One of the challenges is to reliably extract only the thermodynamic data for creating a reference and storing and analyzing them efficiently. There is a logfile analyzer tool written in Python as part of Pizza.py that can do the extraction part, but it is rather fragile and not fully compatible with the needs for testing. Based on what was written in the first part of 8.3.8. Output structured data from LAMMPS — LAMMPS documentation the idea arose to add a new thermodynamic output style that does the YAML format automatically. The structure of YAML files also makes it easier to extract only the contents in YAML syntax and skip over contents that are not thermodynamic output.
Another contributing factor was the request to have the option to rename the column headers, especially for computes and fixes, so they will be more descriptive of what data they contain. Combined with some necessary refactoring to modernize the code and get rid of some complexity those changes were all implemented recently.
There are two ways to enable YAML style thermo output. a) Use thermo_style yaml
where you get a fixed set of properties similar to the default output, b) Use thermo_style custom
followed by thermo_modify line yaml
.
Now extracting and plotting the data is extremely simple in Python when using the pyaml, pandas, and matplotlib modules.
import re, yaml
import pandas as pd
import matplotlib.pyplot as plt
# extract YAML format part from log file
docs = ""
with open("log.lammps") as f:
for line in f:
m = re.search(r"^(keywords:.*$|data:$|---$|\.\.\.$| - \[.*\]$)", line)
if m: docs += m.group(0) + '\n'
thermo = list(yaml.load_all(docs, Loader=CSafeLoader))
# convert list of list to a pandas data file and plot
df = pd.DataFrame(data=thermo[0]['data'], columns=thermo[0]['keywords'])
fig = df.plot(x='Step', y=['E_bond', 'E_angle', 'E_dihed', 'E_impro'], ylabel='Energy in kcal/mol')

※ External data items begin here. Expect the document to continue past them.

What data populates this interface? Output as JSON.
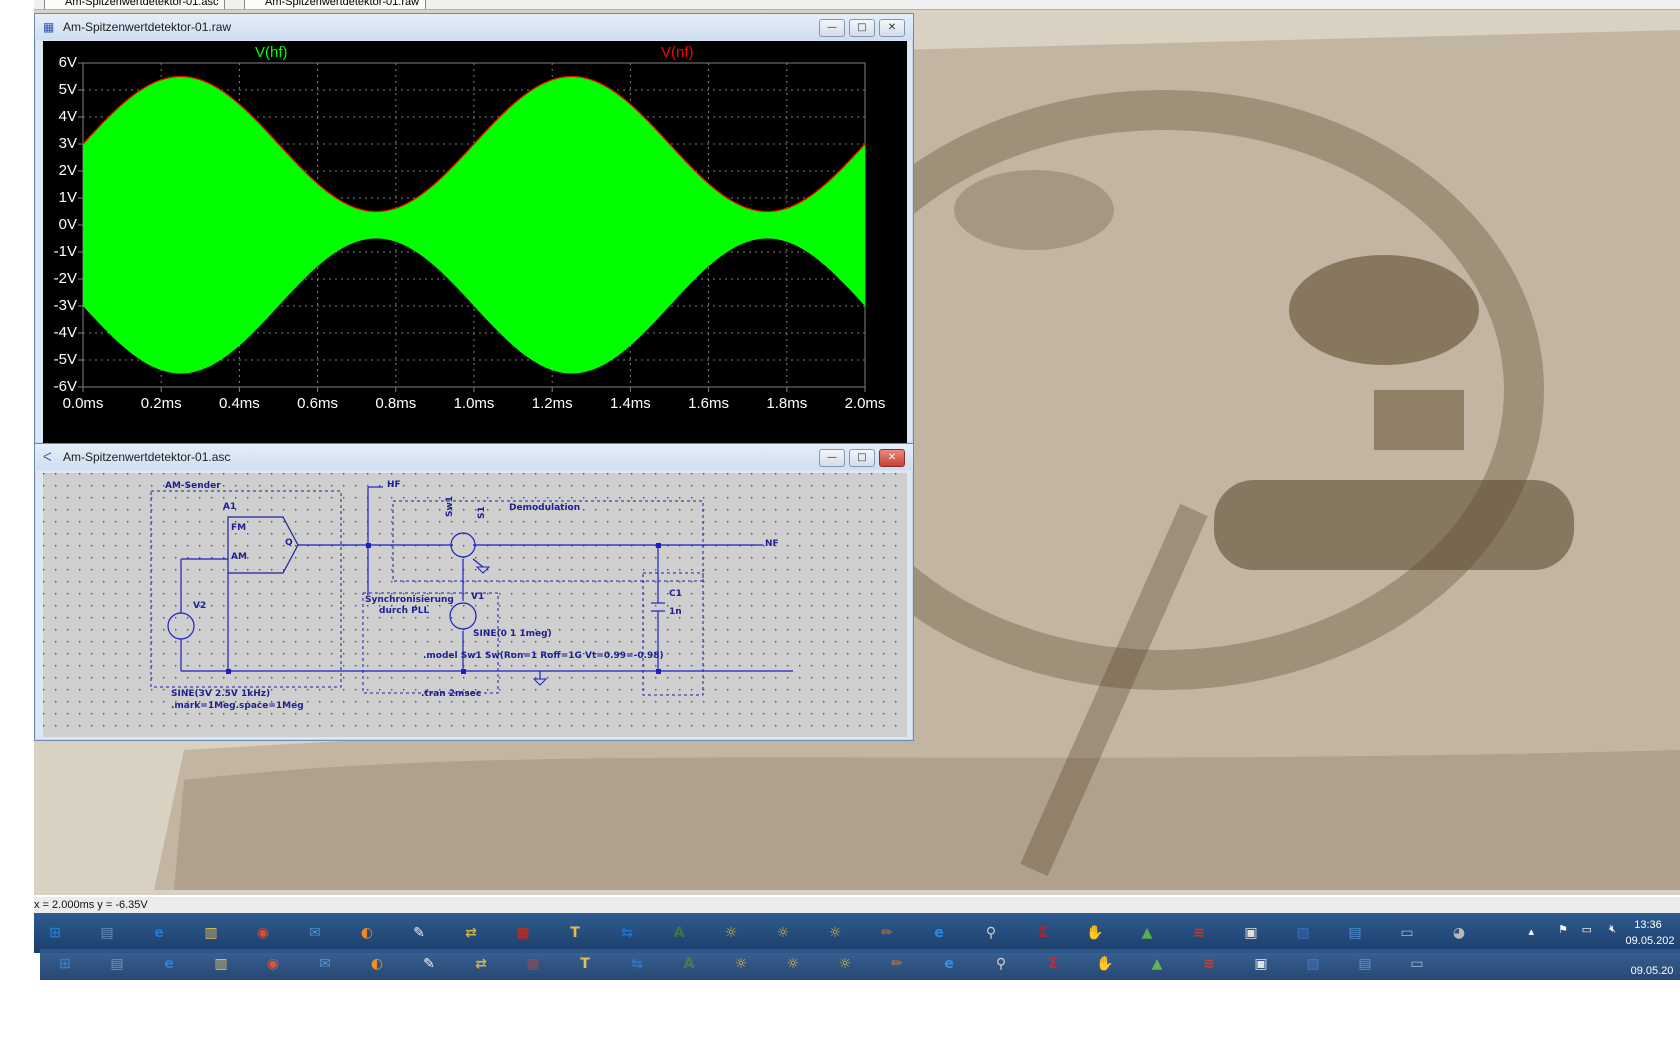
{
  "mdi_tabs": [
    {
      "label": "Am-Spitzenwertdetektor-01.asc"
    },
    {
      "label": "Am-Spitzenwertdetektor-01.raw"
    }
  ],
  "plot_window": {
    "title": "Am-Spitzenwertdetektor-01.raw",
    "btn_min": "—",
    "btn_max": "□",
    "btn_close": "✕",
    "trace_hf": "V(hf)",
    "trace_nf": "V(nf)",
    "hf_color": "#00ff00",
    "nf_color": "#ff0000",
    "yticks": [
      "6V",
      "5V",
      "4V",
      "3V",
      "2V",
      "1V",
      "0V",
      "-1V",
      "-2V",
      "-3V",
      "-4V",
      "-5V",
      "-6V"
    ],
    "xticks": [
      "0.0ms",
      "0.2ms",
      "0.4ms",
      "0.6ms",
      "0.8ms",
      "1.0ms",
      "1.2ms",
      "1.4ms",
      "1.6ms",
      "1.8ms",
      "2.0ms"
    ]
  },
  "chart_data": {
    "type": "area",
    "title": "",
    "xlabel": "",
    "ylabel": "",
    "xlim": [
      0,
      2.0
    ],
    "ylim": [
      -6,
      6
    ],
    "x_unit": "ms",
    "y_unit": "V",
    "series": [
      {
        "name": "V(hf)",
        "description": "AM carrier 1MHz filled envelope",
        "x": [
          0.0,
          0.2,
          0.4,
          0.6,
          0.75,
          0.8,
          1.0,
          1.25,
          1.4,
          1.6,
          1.75,
          1.8,
          2.0
        ],
        "upper": [
          3.0,
          5.4,
          4.6,
          1.5,
          0.5,
          0.6,
          2.9,
          5.5,
          4.7,
          1.4,
          0.5,
          0.6,
          2.9
        ],
        "lower": [
          -3.0,
          -5.4,
          -4.6,
          -1.5,
          -0.5,
          -0.6,
          -2.9,
          -5.5,
          -4.7,
          -1.4,
          -0.5,
          -0.6,
          -2.9
        ]
      },
      {
        "name": "V(nf)",
        "x": [
          0.0,
          0.2,
          0.4,
          0.6,
          0.75,
          0.8,
          1.0,
          1.25,
          1.4,
          1.6,
          1.75,
          1.8,
          2.0
        ],
        "values": [
          3.0,
          5.4,
          4.6,
          1.5,
          0.5,
          0.6,
          2.9,
          5.5,
          4.7,
          1.4,
          0.5,
          0.6,
          2.9
        ]
      }
    ],
    "grid": true
  },
  "schematic_window": {
    "title": "Am-Spitzenwertdetektor-01.asc",
    "btn_min": "—",
    "btn_max": "□",
    "btn_close": "✕",
    "labels": {
      "am_sender": "AM-Sender",
      "a1": "A1",
      "fm": "FM",
      "am": "AM",
      "q": "Q",
      "v2": "V2",
      "hf": "HF",
      "sw1": "Sw1",
      "s1": "S1",
      "demodulation": "Demodulation",
      "nf": "NF",
      "sync1": "Synchronisierung",
      "sync2": "durch PLL",
      "v1": "V1",
      "c1": "C1",
      "c1_value": "1n",
      "v1_value": "SINE(0 1 1meg)",
      "model": ".model Sw1 Sw(Ron=1 Roff=1G Vt=0.99=-0.98)",
      "v2_value": "SINE(3V 2.5V 1kHz)",
      "v2_mark": ".mark=1Meg.space=1Meg",
      "tran": ".tran 2msec"
    }
  },
  "statusbar": {
    "text": "x = 2.000ms    y = -6.35V"
  },
  "taskbar": {
    "time": "13:36",
    "date": "09.05.202",
    "date2": "09.05.20",
    "tray_icons": [
      "show-hidden-icon",
      "flag-icon",
      "network-icon",
      "volume-muted-icon"
    ]
  }
}
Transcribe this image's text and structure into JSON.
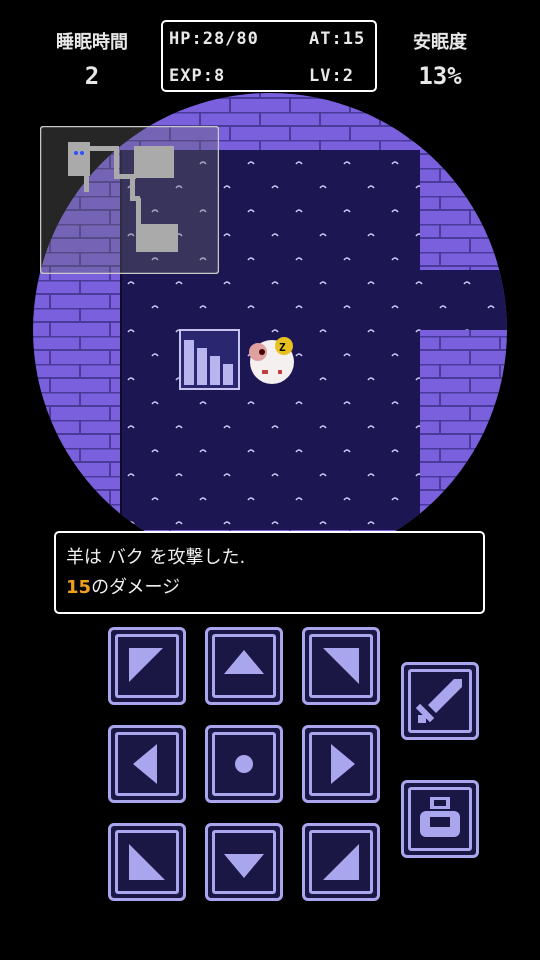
{
  "hud": {
    "sleep_time_label": "睡眠時間",
    "sleep_time_value": "2",
    "hp": "HP:28/80",
    "at": "AT:15",
    "exp": "EXP:8",
    "lv": "LV:2",
    "comfort_label": "安眠度",
    "comfort_value": "13%"
  },
  "message": {
    "line1": "羊は バク を攻撃した.",
    "damage_value": "15",
    "line2_suffix": "のダメージ"
  },
  "controls": {
    "dpad": [
      "move-up-left",
      "move-up",
      "move-up-right",
      "move-left",
      "wait",
      "move-right",
      "move-down-left",
      "move-down",
      "move-down-right"
    ],
    "attack_icon": "sword-icon",
    "item_icon": "bag-icon"
  },
  "colors": {
    "floor": "#1c1652",
    "wall": "#7a60dd",
    "wall_dark": "#5a44b8",
    "button": "#a9a6ee",
    "damage": "#f0a020"
  }
}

plt.savefig('thermo_bondeng.png')
In combination with the thermo_modify colname
option to rename columns, creating a plot of the thermodynamic data in high quality should be very easy. Certainly easier than with the older tools.

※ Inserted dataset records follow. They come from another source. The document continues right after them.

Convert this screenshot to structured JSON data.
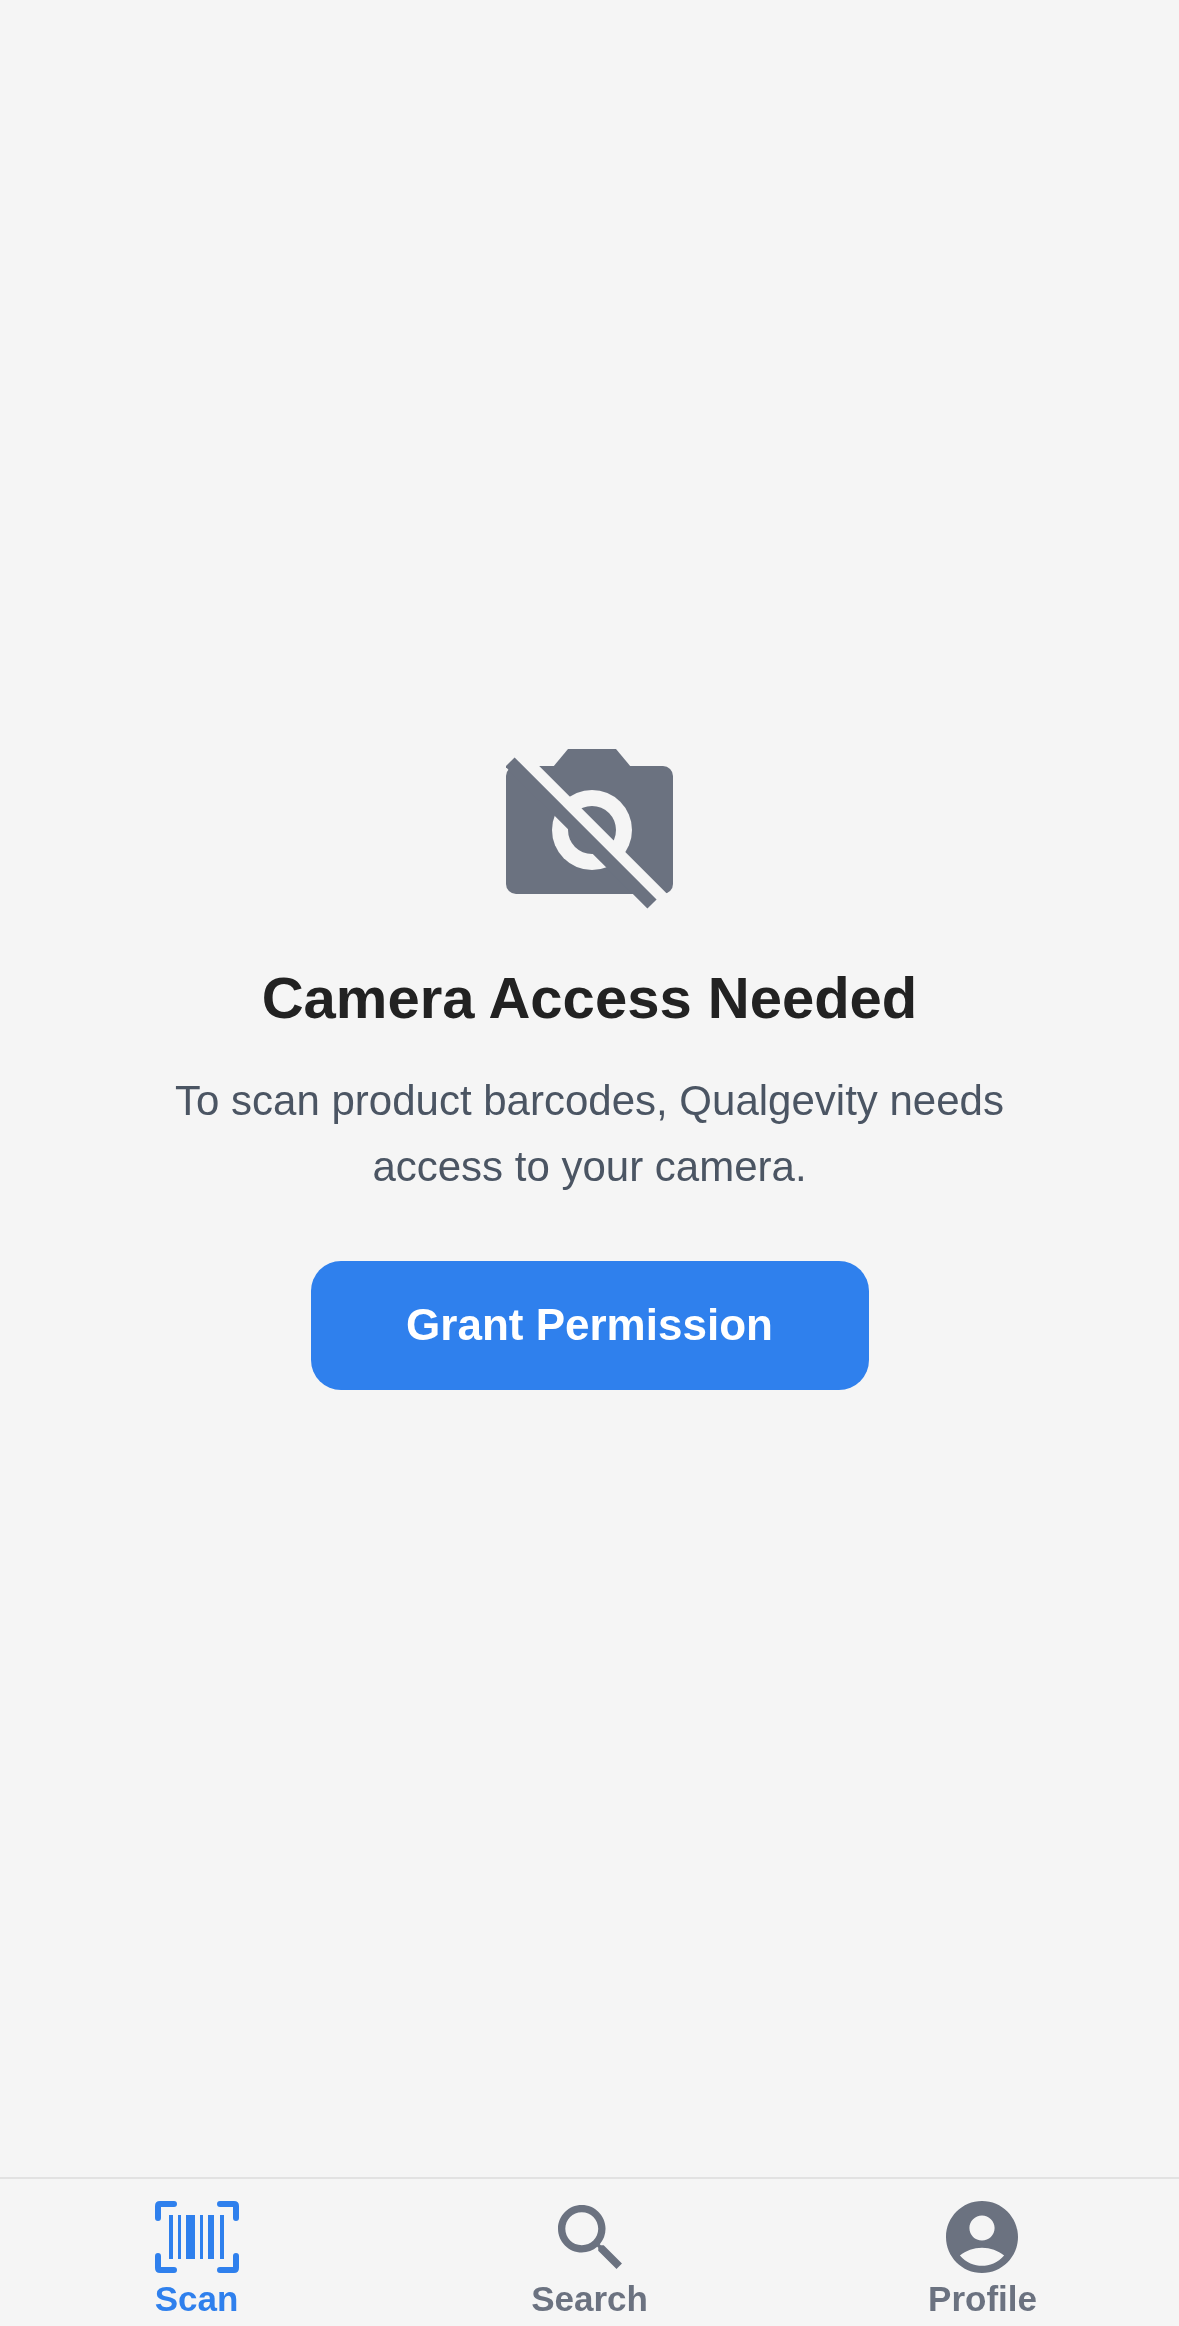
{
  "permission_prompt": {
    "title": "Camera Access Needed",
    "message": "To scan product barcodes, Qualgevity needs access to your camera.",
    "button": "Grant Permission"
  },
  "tab_bar": {
    "tabs": [
      {
        "kind": "scan",
        "label": "Scan",
        "selected": true
      },
      {
        "kind": "search",
        "label": "Search",
        "selected": false
      },
      {
        "kind": "profile",
        "label": "Profile",
        "selected": false
      }
    ]
  }
}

In addition, we also now have a dump style yaml that can import data in a similar fashion, and work on fix ave/time and other averaging fixes to support YAML format output has started.
What is most compelling to me about these feature is that this is built entirely on well supported widely used support software (pyyaml, pandas, numpy, matplotlib) and since pandas uses numpy storage underneath it is also very effective and fast for processing large amounts of data.
What do people think about this?
Do you see any other applications that can be built on top of this, or parts of LAMMPS that could benefit from interfacing with YAML format data?
Are there alternatives worth looking into?